Un plan que j'ai pu lire avant retoquage par une commission (pas moyen de savoir où : Assemblée, sénat, UMP ?) d'imposer aux cadres "libres" 255 jours de travail par an.
255 j c'est 365 moins 52 * 2 (les week-ends) moins 6 (1er janvier, Noël, Lundi de Paques, Jeudi de l'Ascension, Lundi de Pentecôte, 1er et 8 mai, 14 juillet et 15 août, mais vu que certains tombent aussi des samedis ou dimanches, en moyenne ça doit bien faire 6, non ?)

Donc en gros, le forfait c'était les jours ouvrés.


Un retoquage à 235 j par an, c'est déjà mieux. Ca fait 4 semaines complètes. La 5e inventée par les socialistes en 81 passant donc à la trappe.

Ce qu'il faut bien comprendre, c'est l'idée générale de supprimer d'abord pour les cadres "sup" puis "moyens", puis les agents de maîtrise, et enfin les "exécutants" (terme politiquement correct incluant "les autres"), des mesures de plus en plus contraignantes.
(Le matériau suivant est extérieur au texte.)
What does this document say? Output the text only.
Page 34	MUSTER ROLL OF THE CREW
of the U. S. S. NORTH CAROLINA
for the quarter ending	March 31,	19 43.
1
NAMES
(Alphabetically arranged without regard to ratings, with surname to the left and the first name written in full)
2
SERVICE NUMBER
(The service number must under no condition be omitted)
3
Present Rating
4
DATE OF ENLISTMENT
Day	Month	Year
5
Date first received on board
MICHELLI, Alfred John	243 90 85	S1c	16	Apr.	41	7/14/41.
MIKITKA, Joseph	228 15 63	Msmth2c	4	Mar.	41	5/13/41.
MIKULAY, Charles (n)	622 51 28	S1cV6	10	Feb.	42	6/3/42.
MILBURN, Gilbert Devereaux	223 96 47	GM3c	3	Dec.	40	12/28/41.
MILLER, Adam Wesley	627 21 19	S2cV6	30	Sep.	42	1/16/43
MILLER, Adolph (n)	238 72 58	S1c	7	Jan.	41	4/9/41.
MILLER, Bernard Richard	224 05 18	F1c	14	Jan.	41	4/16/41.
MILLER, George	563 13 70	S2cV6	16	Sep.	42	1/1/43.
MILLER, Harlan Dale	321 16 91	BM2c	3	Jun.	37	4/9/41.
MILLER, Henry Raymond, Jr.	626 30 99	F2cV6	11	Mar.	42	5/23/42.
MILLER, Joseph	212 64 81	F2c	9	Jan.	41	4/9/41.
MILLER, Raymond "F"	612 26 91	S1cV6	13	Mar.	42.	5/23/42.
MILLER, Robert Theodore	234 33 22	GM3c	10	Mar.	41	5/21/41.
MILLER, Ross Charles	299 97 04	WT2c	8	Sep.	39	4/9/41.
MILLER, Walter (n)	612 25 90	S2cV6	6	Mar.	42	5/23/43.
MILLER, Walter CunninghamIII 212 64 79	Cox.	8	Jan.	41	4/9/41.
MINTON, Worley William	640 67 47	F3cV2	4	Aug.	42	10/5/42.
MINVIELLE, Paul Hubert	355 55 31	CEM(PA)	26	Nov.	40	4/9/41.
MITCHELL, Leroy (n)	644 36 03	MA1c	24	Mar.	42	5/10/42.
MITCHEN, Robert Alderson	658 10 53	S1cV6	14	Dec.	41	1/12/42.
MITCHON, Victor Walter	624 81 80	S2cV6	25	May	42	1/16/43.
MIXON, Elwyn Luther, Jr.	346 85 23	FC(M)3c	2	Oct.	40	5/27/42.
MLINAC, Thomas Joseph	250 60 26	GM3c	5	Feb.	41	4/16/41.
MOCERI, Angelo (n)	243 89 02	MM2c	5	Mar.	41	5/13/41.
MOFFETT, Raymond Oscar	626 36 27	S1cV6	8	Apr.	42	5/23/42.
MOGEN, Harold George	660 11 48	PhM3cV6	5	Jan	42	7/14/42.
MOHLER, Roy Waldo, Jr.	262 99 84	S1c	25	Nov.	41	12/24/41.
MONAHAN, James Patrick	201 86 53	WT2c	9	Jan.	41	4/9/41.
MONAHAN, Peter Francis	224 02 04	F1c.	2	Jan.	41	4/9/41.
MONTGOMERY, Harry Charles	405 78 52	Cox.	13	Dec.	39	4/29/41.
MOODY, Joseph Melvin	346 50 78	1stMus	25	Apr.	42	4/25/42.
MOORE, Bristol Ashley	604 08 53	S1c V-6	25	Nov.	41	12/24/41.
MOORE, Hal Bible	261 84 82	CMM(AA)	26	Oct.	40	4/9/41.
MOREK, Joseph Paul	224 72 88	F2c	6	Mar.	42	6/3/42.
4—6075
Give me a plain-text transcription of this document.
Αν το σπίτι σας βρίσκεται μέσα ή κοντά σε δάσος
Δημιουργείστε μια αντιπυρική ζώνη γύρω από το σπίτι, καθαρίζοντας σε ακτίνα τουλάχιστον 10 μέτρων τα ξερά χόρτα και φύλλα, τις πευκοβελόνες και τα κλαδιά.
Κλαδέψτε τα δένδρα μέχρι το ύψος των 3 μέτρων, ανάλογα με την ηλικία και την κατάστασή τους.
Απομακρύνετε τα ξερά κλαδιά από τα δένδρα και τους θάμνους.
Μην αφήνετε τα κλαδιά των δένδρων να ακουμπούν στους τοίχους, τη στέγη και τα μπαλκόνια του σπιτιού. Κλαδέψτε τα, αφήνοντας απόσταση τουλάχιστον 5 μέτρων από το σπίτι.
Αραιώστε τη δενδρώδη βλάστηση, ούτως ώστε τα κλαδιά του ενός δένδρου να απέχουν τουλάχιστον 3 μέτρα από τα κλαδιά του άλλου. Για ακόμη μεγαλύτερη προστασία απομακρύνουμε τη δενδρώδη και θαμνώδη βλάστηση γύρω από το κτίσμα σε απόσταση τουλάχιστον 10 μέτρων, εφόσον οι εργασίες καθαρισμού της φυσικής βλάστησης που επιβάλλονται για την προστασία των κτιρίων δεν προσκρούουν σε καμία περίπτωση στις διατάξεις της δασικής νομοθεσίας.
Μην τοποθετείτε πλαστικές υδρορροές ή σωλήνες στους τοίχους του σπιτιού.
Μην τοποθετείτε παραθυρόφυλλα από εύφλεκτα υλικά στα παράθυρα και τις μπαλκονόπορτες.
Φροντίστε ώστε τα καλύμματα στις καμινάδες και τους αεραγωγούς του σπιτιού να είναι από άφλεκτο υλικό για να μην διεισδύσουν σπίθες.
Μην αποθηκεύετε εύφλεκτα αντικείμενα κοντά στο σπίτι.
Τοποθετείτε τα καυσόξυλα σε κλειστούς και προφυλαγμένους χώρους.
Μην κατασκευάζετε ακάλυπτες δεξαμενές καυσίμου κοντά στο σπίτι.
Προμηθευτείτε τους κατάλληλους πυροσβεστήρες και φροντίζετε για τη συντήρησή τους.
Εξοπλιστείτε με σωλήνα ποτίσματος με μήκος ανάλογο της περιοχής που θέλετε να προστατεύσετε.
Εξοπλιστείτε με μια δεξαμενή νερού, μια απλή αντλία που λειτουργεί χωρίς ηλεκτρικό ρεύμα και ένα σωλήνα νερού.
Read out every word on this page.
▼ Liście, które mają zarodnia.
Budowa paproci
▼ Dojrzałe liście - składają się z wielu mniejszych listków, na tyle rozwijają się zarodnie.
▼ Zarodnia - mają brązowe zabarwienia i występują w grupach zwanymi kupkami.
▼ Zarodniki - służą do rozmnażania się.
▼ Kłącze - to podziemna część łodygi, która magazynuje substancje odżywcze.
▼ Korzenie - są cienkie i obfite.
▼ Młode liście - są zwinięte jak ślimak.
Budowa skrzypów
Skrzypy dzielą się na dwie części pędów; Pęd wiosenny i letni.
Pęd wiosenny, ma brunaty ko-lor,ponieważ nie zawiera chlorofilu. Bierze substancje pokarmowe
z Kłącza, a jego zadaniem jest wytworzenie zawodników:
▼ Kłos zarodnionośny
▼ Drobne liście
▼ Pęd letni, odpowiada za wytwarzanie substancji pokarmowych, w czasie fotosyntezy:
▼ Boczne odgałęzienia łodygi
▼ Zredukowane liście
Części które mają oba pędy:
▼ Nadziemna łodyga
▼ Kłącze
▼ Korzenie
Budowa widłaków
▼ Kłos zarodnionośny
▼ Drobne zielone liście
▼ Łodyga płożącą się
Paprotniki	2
Bien sûr, on connaît la haine de certains UMP envers les 35 heures qui, il faut bien le dire, on foutu le bordel, parce que bon, c'est une mesure qui a été appliquée mais qui n'a pas pris, c'est évident.
Sans être grand clerc, ni polytechnicien, les 35h sont une mesure qui devait être discutée et qui au final a été imposée. En lieu et place du dialogue social, on est passé par la force. Droite (et Médef), gestionnaires des conventions collective (je pense à toi, Syntec), et syndicats, locaux comme nationaux, ont agit je pense d'une façon pas forcément appropriée. La critique est facile, comme souvent, mais alors qu'une concertation aurait dû avoir lieu branche par branche, par exemple, ça a foiré.
Le but de cette mesure, les 35h, c'était quoi au final ? Trouver du boulot, permettre de libérer des créneaux pour employer plus de gens. Seulement, cette mesure on la comprend facilement dans les grandes structures, moins ailleurs. Ou alors dans les petites structures, modulo une discussion, cela pouvait mener à (a) plus de vacances effectives et/ou (b) des heures sup rémunérées.

L'exemple de l'hôpital est pour moi est pour moi clairement le bon contre-exemple : on a rien fait pour tout arranger, on a diminuer les effectifs (ou au mieux gelé). Comment dans ces conditions appliquer les 35h ? Hors, pour des raisons à la fois personnelles (salut frangin) et citoyennes, je pense qu'il est primordial de disposer d'équipes médicales en nombre suffisant, justement, pour n'assurer que 35h, si c'est possible. Qui a envie d'infirmière, médecins, chirurgiens, manipulateurs, etc. crevés ? de gardes bâclés par la fatigue (et pourtant, ce n'est pas le cas, et à quel prix pour les personnels, demandez à ma cousine L, ma tante MJ, mon frère et son épouse...). Et pourtant, ils continuent à avoir des horaires complètement démentes du fait de sous effectifs et "à cause des 35h". Comme souvent, on fait passer un symptôme extérieur pour la maladie...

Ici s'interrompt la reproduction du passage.